MEMORIES
   by John B. Walsh

I often wonder why, when after 50 years and miles away from my home at Merasheen, I am so very much still attached. Is it loneliness for the good and bad times stored in my long-term memories? Surely it is for the friendships of buddies and gals, but most of all, it must be because of the close community we had on our own isolated island. There we knew everyone and depended on all to make our then hardened lives worth living from year to year.

The pillars of family, of school, church and friends were very important in moulding us for life in later years. In our village everyone pulled together to help, and doors to our favourite homes were always open for evening chats and sharing. For certain, it was not for the weather.
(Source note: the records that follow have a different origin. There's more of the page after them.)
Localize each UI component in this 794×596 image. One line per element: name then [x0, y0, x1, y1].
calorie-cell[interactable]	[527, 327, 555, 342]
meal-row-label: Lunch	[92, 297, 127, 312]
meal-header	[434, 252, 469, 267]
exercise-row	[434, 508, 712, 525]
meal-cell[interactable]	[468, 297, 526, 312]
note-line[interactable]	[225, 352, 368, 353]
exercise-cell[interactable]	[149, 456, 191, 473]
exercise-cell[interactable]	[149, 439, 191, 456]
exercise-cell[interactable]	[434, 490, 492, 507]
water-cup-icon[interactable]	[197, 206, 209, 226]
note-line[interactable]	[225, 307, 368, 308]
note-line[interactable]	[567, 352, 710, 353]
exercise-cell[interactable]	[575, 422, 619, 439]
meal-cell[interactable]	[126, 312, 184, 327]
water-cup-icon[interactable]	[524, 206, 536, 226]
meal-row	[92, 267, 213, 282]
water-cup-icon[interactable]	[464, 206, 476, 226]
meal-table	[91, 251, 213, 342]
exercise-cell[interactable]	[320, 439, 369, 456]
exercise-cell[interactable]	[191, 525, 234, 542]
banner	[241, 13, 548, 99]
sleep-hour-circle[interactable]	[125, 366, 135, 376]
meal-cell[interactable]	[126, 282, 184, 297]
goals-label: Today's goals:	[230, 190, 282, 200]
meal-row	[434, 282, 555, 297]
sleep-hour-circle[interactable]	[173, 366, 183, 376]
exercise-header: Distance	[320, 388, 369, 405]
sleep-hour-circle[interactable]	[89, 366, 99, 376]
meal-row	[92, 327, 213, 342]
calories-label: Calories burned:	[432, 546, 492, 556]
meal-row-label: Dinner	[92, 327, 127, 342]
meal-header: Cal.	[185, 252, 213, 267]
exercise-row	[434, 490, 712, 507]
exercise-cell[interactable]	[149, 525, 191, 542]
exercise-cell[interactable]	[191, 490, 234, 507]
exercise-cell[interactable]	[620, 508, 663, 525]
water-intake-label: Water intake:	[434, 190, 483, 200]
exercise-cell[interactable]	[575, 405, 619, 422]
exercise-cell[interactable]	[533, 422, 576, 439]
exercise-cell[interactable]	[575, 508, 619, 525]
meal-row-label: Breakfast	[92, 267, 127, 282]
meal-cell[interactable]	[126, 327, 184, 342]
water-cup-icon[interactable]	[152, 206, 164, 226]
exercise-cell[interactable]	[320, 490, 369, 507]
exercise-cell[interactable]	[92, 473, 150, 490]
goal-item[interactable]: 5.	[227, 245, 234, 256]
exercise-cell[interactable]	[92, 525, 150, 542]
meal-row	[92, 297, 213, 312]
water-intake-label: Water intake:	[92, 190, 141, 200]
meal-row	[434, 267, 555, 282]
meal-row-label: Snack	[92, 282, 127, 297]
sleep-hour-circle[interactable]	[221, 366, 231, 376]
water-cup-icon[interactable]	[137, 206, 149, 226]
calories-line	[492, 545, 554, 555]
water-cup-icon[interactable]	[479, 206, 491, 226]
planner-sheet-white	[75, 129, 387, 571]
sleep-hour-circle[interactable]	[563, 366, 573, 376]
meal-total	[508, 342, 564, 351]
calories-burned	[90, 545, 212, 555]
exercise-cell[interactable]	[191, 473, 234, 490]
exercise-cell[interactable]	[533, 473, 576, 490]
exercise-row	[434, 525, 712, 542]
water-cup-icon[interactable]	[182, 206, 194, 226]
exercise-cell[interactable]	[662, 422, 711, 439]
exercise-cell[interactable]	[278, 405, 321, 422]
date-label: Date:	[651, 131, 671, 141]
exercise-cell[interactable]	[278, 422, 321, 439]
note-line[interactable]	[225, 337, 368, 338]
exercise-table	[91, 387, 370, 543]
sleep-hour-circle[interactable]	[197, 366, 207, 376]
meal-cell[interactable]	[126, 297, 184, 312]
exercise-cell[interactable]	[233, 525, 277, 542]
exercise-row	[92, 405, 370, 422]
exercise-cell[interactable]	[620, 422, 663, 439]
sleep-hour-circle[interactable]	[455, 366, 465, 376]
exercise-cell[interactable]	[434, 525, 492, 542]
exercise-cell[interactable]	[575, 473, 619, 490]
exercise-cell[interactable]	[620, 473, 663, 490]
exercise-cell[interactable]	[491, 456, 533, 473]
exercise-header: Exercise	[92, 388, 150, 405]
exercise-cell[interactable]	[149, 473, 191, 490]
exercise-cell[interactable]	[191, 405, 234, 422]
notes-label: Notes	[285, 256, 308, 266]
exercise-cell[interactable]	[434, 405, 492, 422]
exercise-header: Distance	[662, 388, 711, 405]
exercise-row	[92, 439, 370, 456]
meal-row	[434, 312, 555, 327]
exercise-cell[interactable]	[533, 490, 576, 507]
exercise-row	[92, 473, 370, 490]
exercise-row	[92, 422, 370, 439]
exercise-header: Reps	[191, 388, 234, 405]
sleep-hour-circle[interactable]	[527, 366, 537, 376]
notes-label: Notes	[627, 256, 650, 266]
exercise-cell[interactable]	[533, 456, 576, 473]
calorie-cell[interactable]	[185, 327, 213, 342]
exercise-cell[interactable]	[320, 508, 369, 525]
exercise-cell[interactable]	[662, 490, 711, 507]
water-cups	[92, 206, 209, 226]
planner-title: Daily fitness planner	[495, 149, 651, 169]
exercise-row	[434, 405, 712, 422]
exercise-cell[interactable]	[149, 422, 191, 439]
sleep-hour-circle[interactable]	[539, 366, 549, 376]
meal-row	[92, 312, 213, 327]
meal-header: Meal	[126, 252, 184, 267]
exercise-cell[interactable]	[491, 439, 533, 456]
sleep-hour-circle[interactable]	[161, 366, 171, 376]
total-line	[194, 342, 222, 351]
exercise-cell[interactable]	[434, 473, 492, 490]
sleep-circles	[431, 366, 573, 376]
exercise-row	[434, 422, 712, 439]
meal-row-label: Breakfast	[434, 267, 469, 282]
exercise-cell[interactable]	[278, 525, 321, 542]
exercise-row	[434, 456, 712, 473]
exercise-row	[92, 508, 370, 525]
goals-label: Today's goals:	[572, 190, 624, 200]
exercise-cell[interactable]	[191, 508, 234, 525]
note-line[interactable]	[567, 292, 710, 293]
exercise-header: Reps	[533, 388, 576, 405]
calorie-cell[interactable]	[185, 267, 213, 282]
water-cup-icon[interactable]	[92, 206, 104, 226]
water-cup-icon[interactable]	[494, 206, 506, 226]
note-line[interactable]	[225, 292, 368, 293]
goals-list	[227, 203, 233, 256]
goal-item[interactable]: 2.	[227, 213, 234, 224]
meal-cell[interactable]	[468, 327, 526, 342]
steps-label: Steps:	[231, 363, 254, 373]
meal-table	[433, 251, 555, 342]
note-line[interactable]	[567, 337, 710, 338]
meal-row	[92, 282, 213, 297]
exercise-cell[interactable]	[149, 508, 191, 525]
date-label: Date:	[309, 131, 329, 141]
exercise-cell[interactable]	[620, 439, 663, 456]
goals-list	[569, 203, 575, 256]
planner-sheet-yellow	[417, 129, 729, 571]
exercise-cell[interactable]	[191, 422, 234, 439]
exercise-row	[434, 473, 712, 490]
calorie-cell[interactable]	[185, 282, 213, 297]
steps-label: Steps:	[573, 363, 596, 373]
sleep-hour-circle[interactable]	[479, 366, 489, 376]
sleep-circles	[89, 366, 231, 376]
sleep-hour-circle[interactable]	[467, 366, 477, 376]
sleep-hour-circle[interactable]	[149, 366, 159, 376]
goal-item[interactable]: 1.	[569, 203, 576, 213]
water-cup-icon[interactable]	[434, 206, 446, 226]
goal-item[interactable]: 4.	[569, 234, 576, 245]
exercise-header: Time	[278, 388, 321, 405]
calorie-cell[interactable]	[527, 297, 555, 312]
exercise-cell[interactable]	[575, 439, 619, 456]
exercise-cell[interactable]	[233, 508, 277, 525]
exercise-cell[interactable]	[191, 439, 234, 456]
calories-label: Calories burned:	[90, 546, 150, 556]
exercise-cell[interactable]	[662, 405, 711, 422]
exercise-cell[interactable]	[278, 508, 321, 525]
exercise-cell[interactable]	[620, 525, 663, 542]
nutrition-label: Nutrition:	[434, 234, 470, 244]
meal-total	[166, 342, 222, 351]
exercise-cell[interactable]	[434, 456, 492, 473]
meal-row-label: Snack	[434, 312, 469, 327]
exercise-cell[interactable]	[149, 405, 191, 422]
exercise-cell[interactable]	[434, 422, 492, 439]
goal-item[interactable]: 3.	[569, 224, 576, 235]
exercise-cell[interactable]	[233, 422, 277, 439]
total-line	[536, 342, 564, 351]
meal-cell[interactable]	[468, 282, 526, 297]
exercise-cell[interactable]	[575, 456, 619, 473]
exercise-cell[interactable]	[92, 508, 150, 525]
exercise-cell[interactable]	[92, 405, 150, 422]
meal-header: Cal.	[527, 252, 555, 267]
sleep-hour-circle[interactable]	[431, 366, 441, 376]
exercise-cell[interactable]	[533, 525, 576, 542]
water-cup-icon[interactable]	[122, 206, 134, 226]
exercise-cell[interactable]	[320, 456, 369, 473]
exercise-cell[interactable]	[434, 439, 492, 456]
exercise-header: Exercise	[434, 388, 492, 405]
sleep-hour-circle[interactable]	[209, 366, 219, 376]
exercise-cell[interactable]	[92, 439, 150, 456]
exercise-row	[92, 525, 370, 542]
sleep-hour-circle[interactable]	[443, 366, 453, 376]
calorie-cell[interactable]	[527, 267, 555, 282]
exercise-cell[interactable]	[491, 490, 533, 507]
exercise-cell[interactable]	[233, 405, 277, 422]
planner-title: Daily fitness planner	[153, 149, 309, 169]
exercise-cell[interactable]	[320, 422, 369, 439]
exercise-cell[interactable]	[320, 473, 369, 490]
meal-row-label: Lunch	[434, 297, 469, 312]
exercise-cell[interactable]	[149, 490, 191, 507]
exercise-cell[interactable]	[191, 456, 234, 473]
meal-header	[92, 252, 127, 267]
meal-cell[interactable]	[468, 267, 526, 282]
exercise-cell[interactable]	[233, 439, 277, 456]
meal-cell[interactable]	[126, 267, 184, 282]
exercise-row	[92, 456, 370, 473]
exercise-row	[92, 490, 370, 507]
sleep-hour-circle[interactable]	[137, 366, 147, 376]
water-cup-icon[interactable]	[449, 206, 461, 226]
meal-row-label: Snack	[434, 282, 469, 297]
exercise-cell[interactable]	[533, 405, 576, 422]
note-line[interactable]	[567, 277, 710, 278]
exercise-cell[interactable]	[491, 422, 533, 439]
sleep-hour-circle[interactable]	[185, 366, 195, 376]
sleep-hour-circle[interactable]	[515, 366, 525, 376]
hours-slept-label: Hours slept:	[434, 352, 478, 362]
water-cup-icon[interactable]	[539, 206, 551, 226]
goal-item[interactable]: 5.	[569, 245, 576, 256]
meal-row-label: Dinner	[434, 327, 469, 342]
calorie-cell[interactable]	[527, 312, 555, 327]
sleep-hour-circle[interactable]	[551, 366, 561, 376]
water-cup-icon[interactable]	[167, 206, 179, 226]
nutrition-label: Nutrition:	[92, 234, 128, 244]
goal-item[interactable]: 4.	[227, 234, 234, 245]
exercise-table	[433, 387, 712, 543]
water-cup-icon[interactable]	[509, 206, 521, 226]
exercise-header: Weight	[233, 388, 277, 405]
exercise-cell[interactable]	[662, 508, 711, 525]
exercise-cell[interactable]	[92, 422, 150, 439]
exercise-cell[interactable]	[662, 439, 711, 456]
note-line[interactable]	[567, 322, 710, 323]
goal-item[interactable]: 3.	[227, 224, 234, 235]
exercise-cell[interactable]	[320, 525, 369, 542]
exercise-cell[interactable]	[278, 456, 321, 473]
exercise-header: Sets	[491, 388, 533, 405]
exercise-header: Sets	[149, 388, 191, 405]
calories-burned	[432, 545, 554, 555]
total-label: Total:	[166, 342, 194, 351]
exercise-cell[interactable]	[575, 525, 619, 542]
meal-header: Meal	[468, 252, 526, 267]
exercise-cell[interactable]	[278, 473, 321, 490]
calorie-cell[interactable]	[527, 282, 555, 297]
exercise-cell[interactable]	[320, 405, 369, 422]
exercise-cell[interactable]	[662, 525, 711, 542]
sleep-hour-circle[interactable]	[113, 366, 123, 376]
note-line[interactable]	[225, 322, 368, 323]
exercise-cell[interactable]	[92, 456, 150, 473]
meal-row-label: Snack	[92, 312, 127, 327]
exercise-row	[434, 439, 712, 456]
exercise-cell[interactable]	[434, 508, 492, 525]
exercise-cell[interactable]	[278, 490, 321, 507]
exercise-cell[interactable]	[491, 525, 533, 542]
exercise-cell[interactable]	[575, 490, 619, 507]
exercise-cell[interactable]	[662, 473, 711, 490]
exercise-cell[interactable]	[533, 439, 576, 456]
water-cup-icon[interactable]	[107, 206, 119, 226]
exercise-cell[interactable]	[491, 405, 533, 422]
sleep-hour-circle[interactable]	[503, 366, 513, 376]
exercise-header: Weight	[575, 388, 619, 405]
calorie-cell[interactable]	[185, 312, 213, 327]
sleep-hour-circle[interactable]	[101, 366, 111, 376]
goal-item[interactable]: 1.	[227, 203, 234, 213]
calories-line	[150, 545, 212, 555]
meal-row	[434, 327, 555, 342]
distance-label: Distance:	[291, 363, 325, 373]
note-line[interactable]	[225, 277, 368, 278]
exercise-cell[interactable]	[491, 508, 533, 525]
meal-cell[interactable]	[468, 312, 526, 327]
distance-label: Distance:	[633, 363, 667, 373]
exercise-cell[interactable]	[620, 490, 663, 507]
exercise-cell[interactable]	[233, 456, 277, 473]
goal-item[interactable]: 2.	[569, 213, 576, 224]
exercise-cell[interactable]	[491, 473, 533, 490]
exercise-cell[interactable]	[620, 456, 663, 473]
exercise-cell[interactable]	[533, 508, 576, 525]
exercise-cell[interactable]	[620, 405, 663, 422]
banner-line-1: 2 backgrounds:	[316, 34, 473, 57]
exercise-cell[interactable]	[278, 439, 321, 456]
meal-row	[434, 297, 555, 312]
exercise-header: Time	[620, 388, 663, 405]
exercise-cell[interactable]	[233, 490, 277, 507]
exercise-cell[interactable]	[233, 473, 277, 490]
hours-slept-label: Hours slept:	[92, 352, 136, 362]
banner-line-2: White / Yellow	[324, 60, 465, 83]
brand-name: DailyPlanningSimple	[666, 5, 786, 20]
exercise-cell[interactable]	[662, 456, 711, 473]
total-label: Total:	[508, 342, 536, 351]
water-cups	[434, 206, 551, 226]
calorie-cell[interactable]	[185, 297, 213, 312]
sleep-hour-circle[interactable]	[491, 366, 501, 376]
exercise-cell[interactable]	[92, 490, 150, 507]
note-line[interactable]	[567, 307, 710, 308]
We worked side by side to improve the roads to build the schools, church and hall, to decorate the church, and to plan a dance, card party or soup supper. We looked ahead to winter's work at home and summer to fish from dawn to dusk. The reward of a trip to St. John's, a garden party on Lady Day, or a game of Kat and goals on Sunday afternoon was our dream.

We didn't know back then, but it has been reinforced so many ways during my life, that we had something special at Merasheen that groomed us to stand out in our chosen place and field of work. An uncle once told me that our exposure to the unsheltered elements of nature on the wind swept land, and especially our mastery of the unpredictable sea, conditioned and trained us individually to accept, challenge, and to lead when others lacked the know how or sense of adventure to do what needed to be done. No doubt, it is a continuation of all that Merasheen drive, that gathers us from more and more distant places at the call for togetherness again each come home anniversary.

Let us make the year 2000 get together something that the children of Merasheen will remember vividly as we older folks do now - something to be proud of another 50 years down the road of life.